Back to Halloween antics. Every city block in Claflin has an alley running through it behind the houses facing the streets. In those days people burned their trash in 55 gallon drums in their back yards near the alleys. We would operate in small squads of 4 or 5 kids. One 2 man fire team was sent out to attract the marshal’s attention and get him to follow them onto the street where we wanted him to be. The remaining squad members would drag 4 or 5 of the trash cans across one end of the alley. Then we would set off strings of firecrackers in the alley. Firecrackers were only legal in Kansas on the 4th of July, so this got Tangle-Eye's attention. He would careen down the street and into the alley. We would promptly seal up the other end of the alley with 4 or 5 more trash cans thus closing the trap.

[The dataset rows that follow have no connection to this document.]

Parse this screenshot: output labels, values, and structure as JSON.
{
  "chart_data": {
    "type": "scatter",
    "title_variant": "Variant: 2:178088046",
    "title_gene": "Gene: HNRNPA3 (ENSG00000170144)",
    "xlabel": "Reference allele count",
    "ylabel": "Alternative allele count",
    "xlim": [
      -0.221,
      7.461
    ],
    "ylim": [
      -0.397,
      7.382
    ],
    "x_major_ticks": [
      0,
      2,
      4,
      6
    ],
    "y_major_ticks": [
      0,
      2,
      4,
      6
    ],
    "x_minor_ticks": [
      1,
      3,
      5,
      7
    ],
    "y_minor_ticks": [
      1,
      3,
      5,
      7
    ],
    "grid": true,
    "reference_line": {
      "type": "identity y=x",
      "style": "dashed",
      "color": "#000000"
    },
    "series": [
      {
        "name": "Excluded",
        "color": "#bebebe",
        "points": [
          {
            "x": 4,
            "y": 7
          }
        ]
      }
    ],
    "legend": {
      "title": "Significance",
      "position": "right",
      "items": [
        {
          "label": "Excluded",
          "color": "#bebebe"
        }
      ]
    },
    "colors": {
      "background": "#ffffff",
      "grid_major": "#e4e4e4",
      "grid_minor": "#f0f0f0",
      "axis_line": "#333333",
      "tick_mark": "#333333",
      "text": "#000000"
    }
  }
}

As we ran away and Tangle-Eyed tried to get the patrol car out of the alley we could hear him loudly swearing..."I know who you are you little sons-of-bitches! I'll get you! You won't get away with this!" But we all did get away with it. Nothing ever happened to any of us.

 

There were other incidents in the never ending battle between the boys of CHS and Tangle-Eyed Tom, but I think you get the idea. Columbo would have nailed us all, but it was beyond Tangle-Eyed Tom's ability to even come close to pinning us down. After a number of years Alice and Tangle-Eyed Tom moved on to greener pastures than Claflin could offer. He was replaced by a gentleman named Lyle Komark. Lyle was a big burly man who was a Marine veteran of Iwo Jima. He wore bib overalls and patrolled Claflin on foot. You didn't mess with Lyle. Thus the comic antics of Tangle-Eyed Tom were no more, and peace reigned on the streets of Claflin. Lyle was still the marshal when I left Claflin in 1959, but when I returned as an officer of Marines in later years, the city marshal was no more. Once in a while you'd see the brown and yellow cars of the Barton County Sheriff patrolling in town. Law enforcement had become regional rather than local. But they tell me that Claflin now has 2 full time cops, and 3 part time officers. How did Tangle-Eyed Tom ever do the job by himself? Did Alice do the work of 4 men?

 

And you thought it was exciting in Dodge City back in its day.